We welcome President Yoon Suk-yeol’s phone conversation with Rep. Lee Jae-myung, who was elected chairman of the Democratic Party (DP) on Sunday. The phone talk offered a ray of hope to a public that vividly saw the extreme confrontation between the governing People Power Party (PPP) and the opposition before and after the March 9 presidential election and the June 1 local elections. President Yoon sent secretary for political affairs Lee Jin-bok to Lee to congratulate him on his election victory in the national convention of the DP and propose a phone conversation.

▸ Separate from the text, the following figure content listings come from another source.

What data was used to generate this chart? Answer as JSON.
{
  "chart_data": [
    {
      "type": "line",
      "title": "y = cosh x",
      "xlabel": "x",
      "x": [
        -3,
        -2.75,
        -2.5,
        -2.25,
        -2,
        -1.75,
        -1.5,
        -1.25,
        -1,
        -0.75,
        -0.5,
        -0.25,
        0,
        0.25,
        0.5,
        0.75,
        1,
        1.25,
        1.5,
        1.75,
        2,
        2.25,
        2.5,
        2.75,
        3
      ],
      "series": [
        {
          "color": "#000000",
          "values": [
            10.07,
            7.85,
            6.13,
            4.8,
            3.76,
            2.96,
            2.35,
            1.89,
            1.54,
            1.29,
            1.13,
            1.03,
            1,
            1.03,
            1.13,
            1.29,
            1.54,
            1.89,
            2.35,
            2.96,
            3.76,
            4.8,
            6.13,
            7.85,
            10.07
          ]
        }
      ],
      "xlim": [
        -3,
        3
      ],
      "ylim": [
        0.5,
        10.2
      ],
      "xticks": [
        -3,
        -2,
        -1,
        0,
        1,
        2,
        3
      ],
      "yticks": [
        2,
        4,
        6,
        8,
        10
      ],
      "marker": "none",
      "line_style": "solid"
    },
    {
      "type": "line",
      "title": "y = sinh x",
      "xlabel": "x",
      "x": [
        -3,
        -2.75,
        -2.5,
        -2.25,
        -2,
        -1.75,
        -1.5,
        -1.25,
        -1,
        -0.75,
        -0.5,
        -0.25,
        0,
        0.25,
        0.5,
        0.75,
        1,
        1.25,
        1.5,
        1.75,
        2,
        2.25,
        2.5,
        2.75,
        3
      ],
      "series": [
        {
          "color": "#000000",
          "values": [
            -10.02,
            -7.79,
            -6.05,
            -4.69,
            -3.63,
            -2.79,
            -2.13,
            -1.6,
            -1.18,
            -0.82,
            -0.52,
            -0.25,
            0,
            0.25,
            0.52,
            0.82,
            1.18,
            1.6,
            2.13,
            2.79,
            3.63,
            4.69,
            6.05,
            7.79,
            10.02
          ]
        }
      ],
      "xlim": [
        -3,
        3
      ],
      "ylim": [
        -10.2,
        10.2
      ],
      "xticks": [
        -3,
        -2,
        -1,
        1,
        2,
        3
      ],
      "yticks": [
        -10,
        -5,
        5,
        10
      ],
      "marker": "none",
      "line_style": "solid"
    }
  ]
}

In the three-minute talks, the two leaders agreed to cooperate on bills related to people’s livelihoods. After President Yoon promised to help Lee play his role as party head, Lee expressed hope for Yoon’s successful presidency. That represents their first step toward cooperation on state affairs.

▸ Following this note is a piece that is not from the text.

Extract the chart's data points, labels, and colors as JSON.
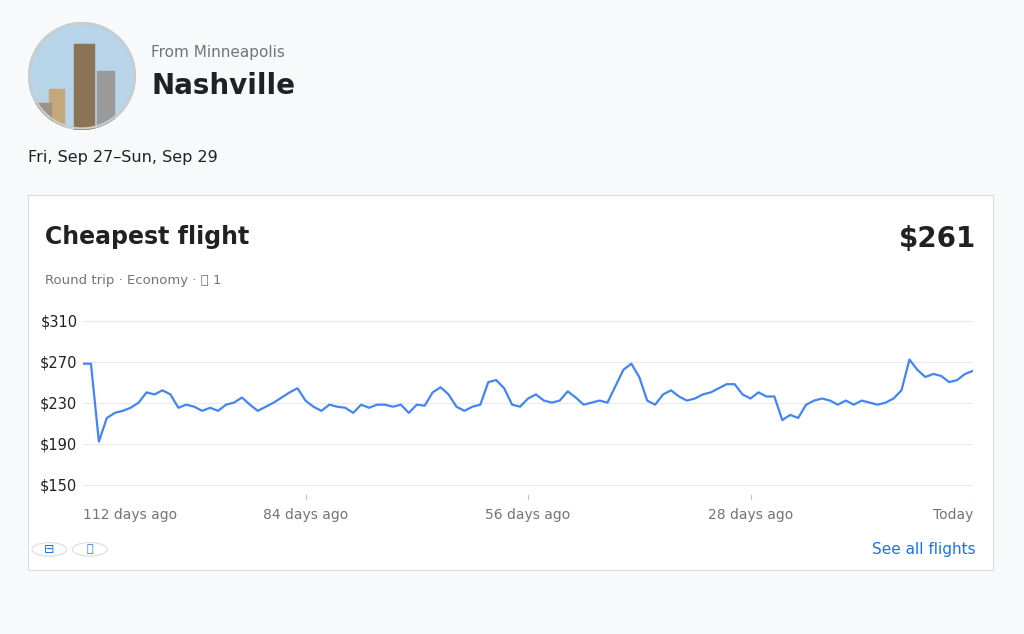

But actions speak louder than words. Yoon and Lee must meet without adhering to formalities. After Lee proposed a two-way meeting with the president, Yoon responded by promising a meeting between leaders of the two parties as soon as the PPP resolves an internal discord originating with the suspension of former chairman Lee Jun-seok over alleged sexual misconduct. Given the alarming inflation, high interest rates and rapid devaluation of the Korean won on top of worsening external conditions, the two leaders cannot afford to stick with formalities. They must candidly exchange views about a plethora of challenges the country faces. Of course, the sooner the better.

In the last presidential election, Yoon defeated Lee by a razor-thin margin of 0.73 percentage points. If their meeting is held, they cannot champion their rosy campaign promises anymore, not to mention adroitly seeking benefits from the other’s flops.

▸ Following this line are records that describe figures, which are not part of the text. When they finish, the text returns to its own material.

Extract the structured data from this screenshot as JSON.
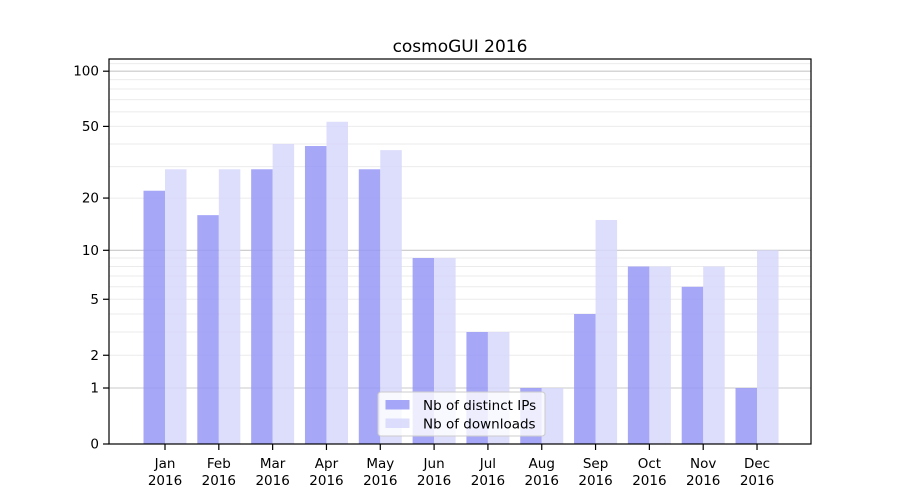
{
  "title": "cosmoGUI 2016",
  "colors": {
    "bar_ips": "#9898f7",
    "bar_downloads": "#d7d7fb",
    "bar_opacity": "0.85",
    "grid_major": "#c8c8c8",
    "grid_minor": "#ebebeb",
    "axis": "#000000",
    "legend_border": "#cccccc",
    "legend_bg": "rgba(255,255,255,0.8)"
  },
  "legend": {
    "items": [
      {
        "label": "Nb of distinct IPs",
        "color_key": "bar_ips"
      },
      {
        "label": "Nb of downloads",
        "color_key": "bar_downloads"
      }
    ]
  },
  "chart_data": {
    "type": "bar",
    "title": "cosmoGUI 2016",
    "categories": [
      "Jan 2016",
      "Feb 2016",
      "Mar 2016",
      "Apr 2016",
      "May 2016",
      "Jun 2016",
      "Jul 2016",
      "Aug 2016",
      "Sep 2016",
      "Oct 2016",
      "Nov 2016",
      "Dec 2016"
    ],
    "series": [
      {
        "name": "Nb of distinct IPs",
        "values": [
          22,
          16,
          29,
          39,
          29,
          9,
          3,
          1,
          4,
          8,
          6,
          1
        ]
      },
      {
        "name": "Nb of downloads",
        "values": [
          29,
          29,
          40,
          53,
          37,
          9,
          3,
          1,
          15,
          8,
          8,
          10
        ]
      }
    ],
    "y_scale": "log1p",
    "y_ticks": [
      0,
      1,
      2,
      5,
      10,
      20,
      50,
      100
    ],
    "y_grid_major": [
      1,
      10,
      100
    ],
    "y_grid_minor": [
      2,
      3,
      4,
      5,
      6,
      7,
      8,
      9,
      20,
      30,
      40,
      50,
      60,
      70,
      80,
      90,
      110
    ],
    "ylim": [
      0,
      117
    ],
    "xlabel": "",
    "ylabel": "",
    "grid": "horizontal",
    "legend_position": "lower-center"
  }
}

Ironically, Yoon, a former prosecutor general, and Lee, a former Gyeonggi governor, have no legislative experience in the National Assembly, although Lee was elected legislator in a by-election held on the sidelines of the local elections. If the two political “outsiders” can help change the combative political culture, it could set the foundation for entirely different politics from the past.

If their meeting is to bear fruit, each side must squarely look at harsh reality. Yoon must understand his administration cannot do anything without support from the DP, while Lee must keep in mind that his political future can be gloomy if he is only bent on opposing government policies. Unfortunately, the DP takes a lukewarm position about helping people’s livelihoods, as seen in its opposition to tax benefits for single homeowners after framing it as a tax cut for the rich. We hope a meeting between Yoon and Lee paves the way for cooperation.